US stock market record highs as corporate earnings outweigh petrol costs and weaker confidence
Despite costly petrol, weak consumer confidence and an ongoing US-Iran war, US shares kept rising. Wall Street largely focused on one issue. Investors tracked how much money companies generated. With profits still strong, many buyers accepted higher prices for stakes in US firms. That pushed the S&P 500 back into record territory.

The recovery looked sharp after a rough patch for many investors. The S&P 500 slid almost 10% from its earlier peak last month. The index later regained the losses and moved higher again. On Wednesday, it ended at a record 7,137.90. The move again rewarded investors who stayed invested.
US stock market: how prices get set
Share prices shift every second for many reasons, often unclear. Over time, two drivers matter most. One is how much profit a company makes. The other is how much investors pay for each $1 earned. That second part often changes with interest rates and investor mood.
When fear dominated early in the war, shares fell. Traders worried oil could jump for a long time. That could have sent inflation through the global economy. Bond yields climbed as well. Higher rates tend to weigh on shares. Investors also feared central banks could not cut rates.
US stock market: war fears ease and oil steadies
Since late March, markets expected the United States and Iran to avoid a severe outcome. A ceasefire agreed earlier this month still held, though it remained fragile. Oil prices signalled the shift. Brent crude rose from about $70 before the war to $119. It later fell back near $100 on Wednesday.
The Strait of Hormuz stayed a key risk point for oil flows. Tankers use the route to leave the Persian Gulf. If Iran kept it shut, and if the U.S. Navy blockaded Iranian ships, global damage would follow. Buyers would lose supply and Iran would lose revenue.
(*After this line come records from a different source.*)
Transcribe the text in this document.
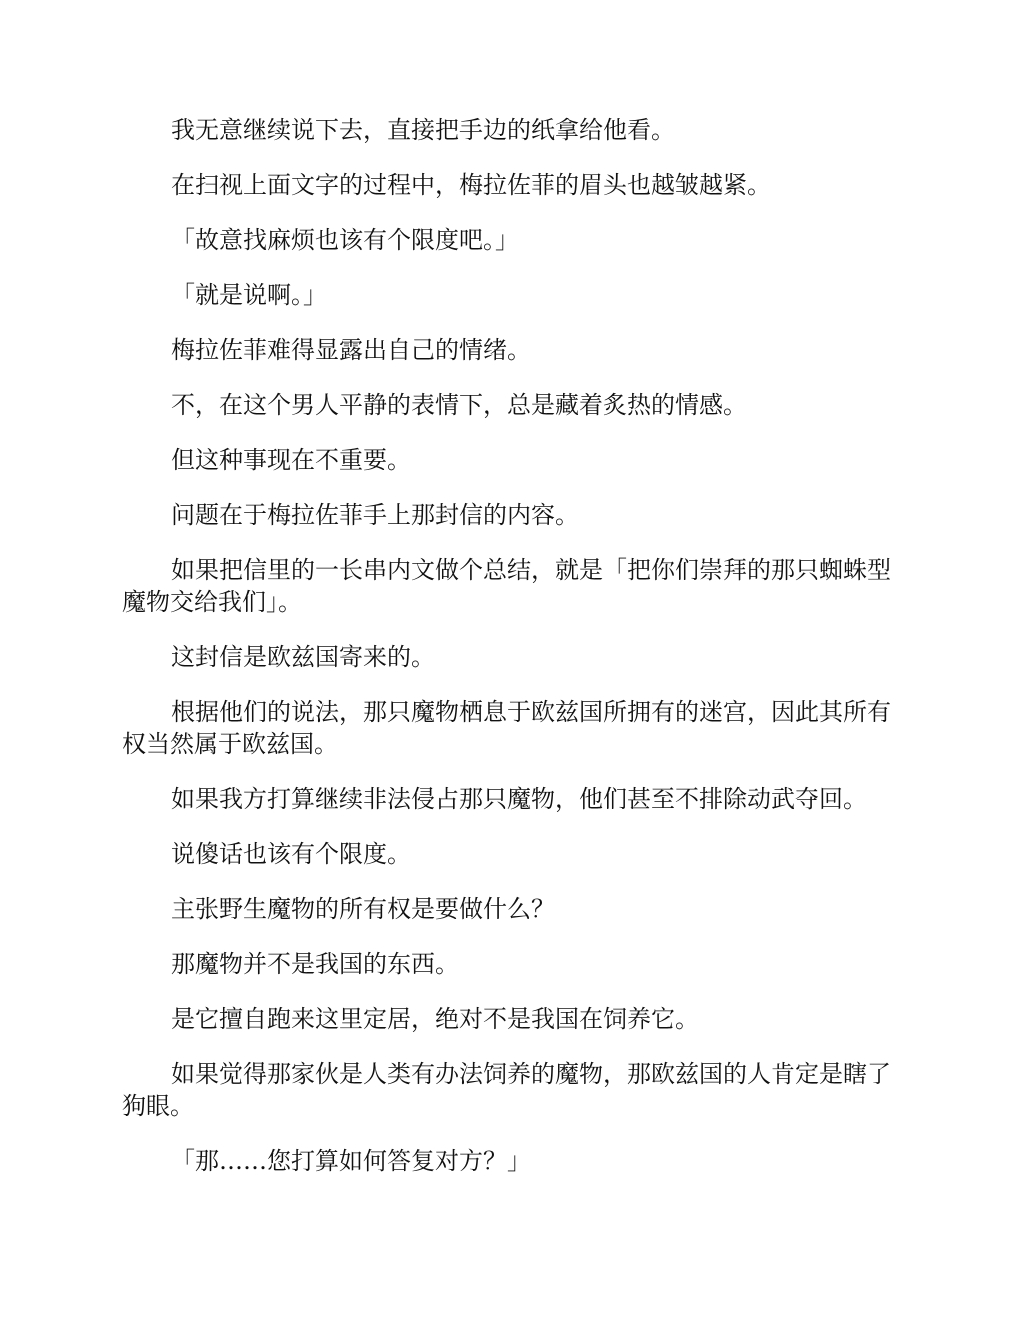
我无意继续说下去，直接把手边的纸拿给他看。

在扫视上面文字的过程中，梅拉佐菲的眉头也越皱越紧。

「故意找麻烦也该有个限度吧。」

「就是说啊。」

梅拉佐菲难得显露出自己的情绪。

不，在这个男人平静的表情下，总是藏着炙热的情感。

但这种事现在不重要。

问题在于梅拉佐菲手上那封信的内容。

如果把信里的一长串内文做个总结，就是「把你们崇拜的那只蜘蛛型魔物交给我们」。

这封信是欧兹国寄来的。

根据他们的说法，那只魔物栖息于欧兹国所拥有的迷宫，因此其所有权当然属于欧兹国。

如果我方打算继续非法侵占那只魔物，他们甚至不排除动武夺回。

说傻话也该有个限度。

主张野生魔物的所有权是要做什么？

那魔物并不是我国的东西。

是它擅自跑来这里定居，绝对不是我国在饲养它。

如果觉得那家伙是人类有办法饲养的魔物，那欧兹国的人肯定是瞎了狗眼。

「那……您打算如何答复对方？」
Thierry Wizman said, "By denying Iran its oil-related revenue, traders may be thinking that the economic war may be more effective in getting concessions from Irans regime than was the kinetic war only, and that this will end the war sooner, rather than later,\" according to Thierry Wizman, a strategist at Macquarie Group.
Traders also began pricing in possible US rate cuts later this year. CME Group data showed the odds stayed lower than before the war. Yet expectations shifted away from possible rate hikes. That change reduced one pressure point on shares. It also helped investors focus less on fear and more on earnings.
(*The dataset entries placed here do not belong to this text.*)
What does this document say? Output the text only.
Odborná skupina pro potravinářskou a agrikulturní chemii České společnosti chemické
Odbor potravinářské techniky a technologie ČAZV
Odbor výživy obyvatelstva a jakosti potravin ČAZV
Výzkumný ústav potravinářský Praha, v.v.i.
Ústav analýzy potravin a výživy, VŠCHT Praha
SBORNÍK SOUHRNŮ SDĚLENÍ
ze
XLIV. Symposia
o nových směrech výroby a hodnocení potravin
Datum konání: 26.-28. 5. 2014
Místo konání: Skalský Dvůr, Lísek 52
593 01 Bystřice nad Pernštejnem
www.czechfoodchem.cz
US stock market: profits support the rally
Profit reports helped explain the market’s strength. Just over 15% of S&P 500 firms posted first-quarter 2026 results. Most beat analyst forecasts. Companies ranged from Citigroup to J.B. Hunt Transport Services to UnitedHealth Group. FactSet said profits could rise about 14% year on year if estimates hold.
Results included a month of wartime conditions. Companies said they stayed alert to risks from fighting. Still, few reports showed clear earnings damage. Brian Moynihan said, \"we saw healthy client activity, including solid consumer spending and stable asset quality, indicating a resilient American economy.\" Surveys still showed many households worried about fuel and tariff-linked prices.
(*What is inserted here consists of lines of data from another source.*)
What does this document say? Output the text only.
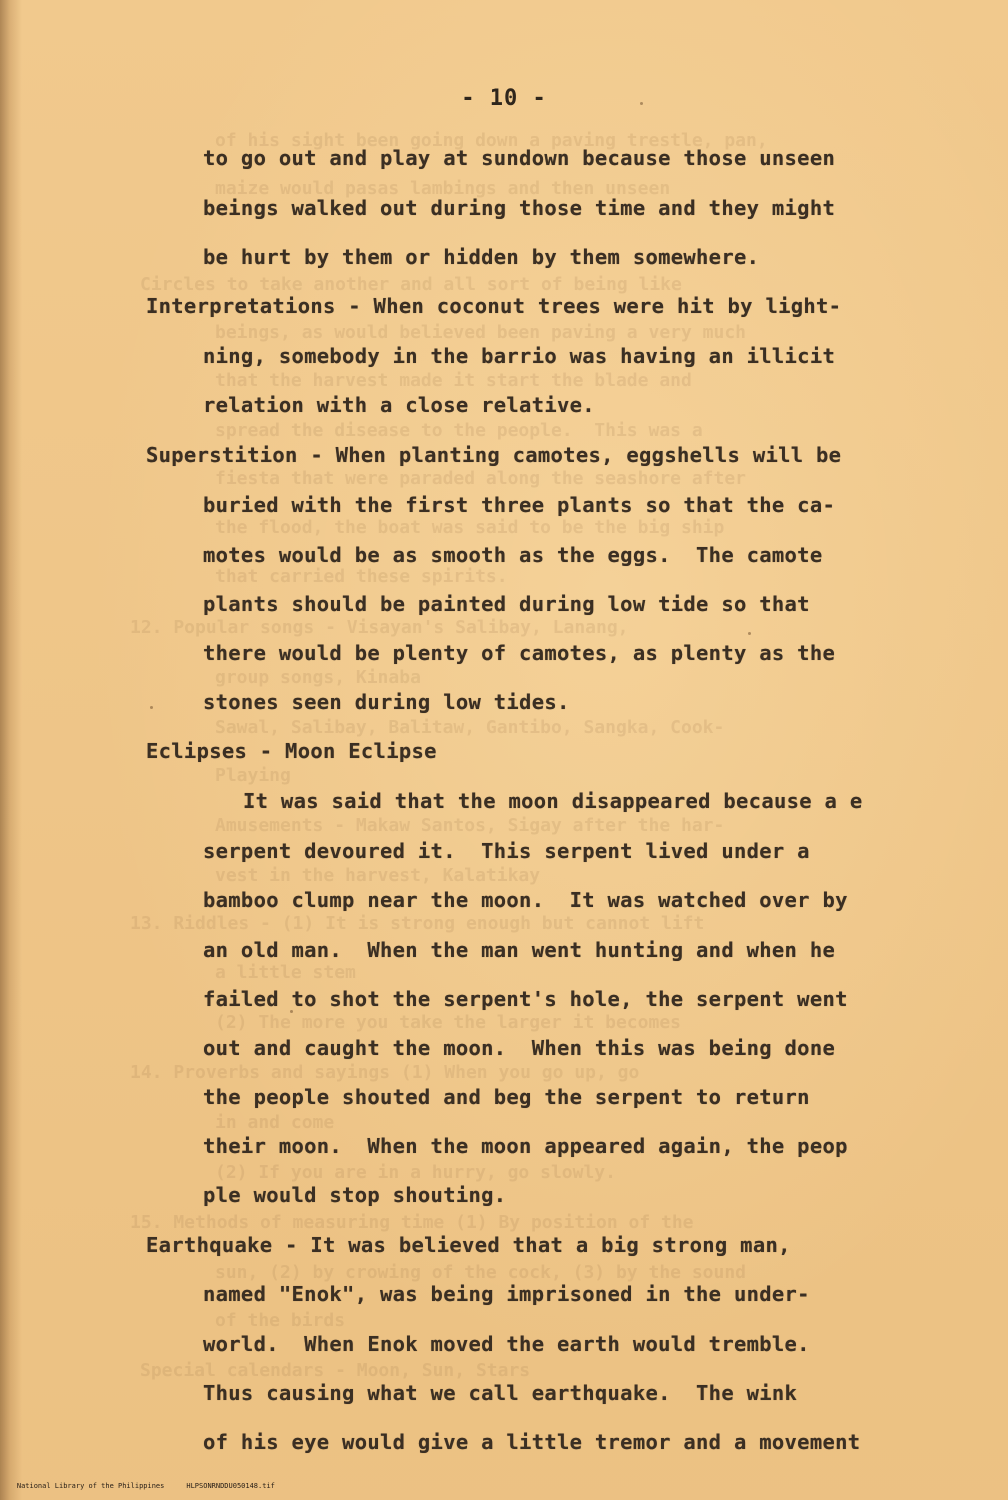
of his sight been going down a paving trestle, pan,
maize would pasas lambings and then unseen
Circles to take another and all sort of being like
beings, as would believed been paving a very much
that the harvest made it start the blade and
spread the disease to the people.  This was a
fiesta that were paraded along the seashore after
the flood, the boat was said to be the big ship
that carried these spirits.
12. Popular songs - Visayan's Salibay, Lanang,
group songs, Kinaba
Sawal, Salibay, Balitaw, Gantibo, Sangka, Cook-
Playing
Amusements - Makaw Santos, Sigay after the har-
vest in the harvest, Kalatikay
13. Riddles - (1) It is strong enough but cannot lift
a little stem
(2) The more you take the larger it becomes
14. Proverbs and sayings (1) When you go up, go
in and come
(2) If you are in a hurry, go slowly.
15. Methods of measuring time (1) By position of the
sun, (2) by crowing of the cock, (3) by the sound
of the birds
Special calendars - Moon, Sun, Stars
- 10 -
to go out and play at sundown because those unseen
beings walked out during those time and they might
be hurt by them or hidden by them somewhere.
Interpretations - When coconut trees were hit by light-
ning, somebody in the barrio was having an illicit
relation with a close relative.
Superstition - When planting camotes, eggshells will be
buried with the first three plants so that the ca-
motes would be as smooth as the eggs.  The camote
plants should be painted during low tide so that
there would be plenty of camotes, as plenty as the
stones seen during low tides.
Eclipses - Moon Eclipse
It was said that the moon disappeared because a e
serpent devoured it.  This serpent lived under a
bamboo clump near the moon.  It was watched over by
an old man.  When the man went hunting and when he
failed to shot the serpent's hole, the serpent went
out and caught the moon.  When this was being done
the people shouted and beg the serpent to return
their moon.  When the moon appeared again, the peop
ple would stop shouting.
Earthquake - It was believed that a big strong man,
named "Enok", was being imprisoned in the under-
world.  When Enok moved the earth would tremble.
Thus causing what we call earthquake.  The wink
of his eye would give a little tremor and a movement

National Library of the Philippines	HLPSONRNDDU050148.tif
US stock market: analysts lift forecasts for 2026
Analysts raised outlooks after the war began. They expected S&P 500 profit growth to speed up to 20% in the second quarter. Delta Air Lines reported strong demand for work and holiday travel. PepsiCo kept its 2026 profit forecast. CEO Ramon Laguarta cited resilience in international business.
GE Vernova also updated expectations on Wednesday. The company said demand was rising for power tied to AI data centres. It raised its revenue forecast for the year. These updates added to the view that earnings stayed firm. That view helped justify higher valuations despite unsettled geopolitics and prices.
Risks remained for the US stock market. A fresh drop could follow if US-Iran talks failed and oil supplies looked threatened. If oil stayed high for long, company margins could narrow. Higher energy costs can also reduce household spending power. For now, stronger profits and calmer expectations kept shares supported.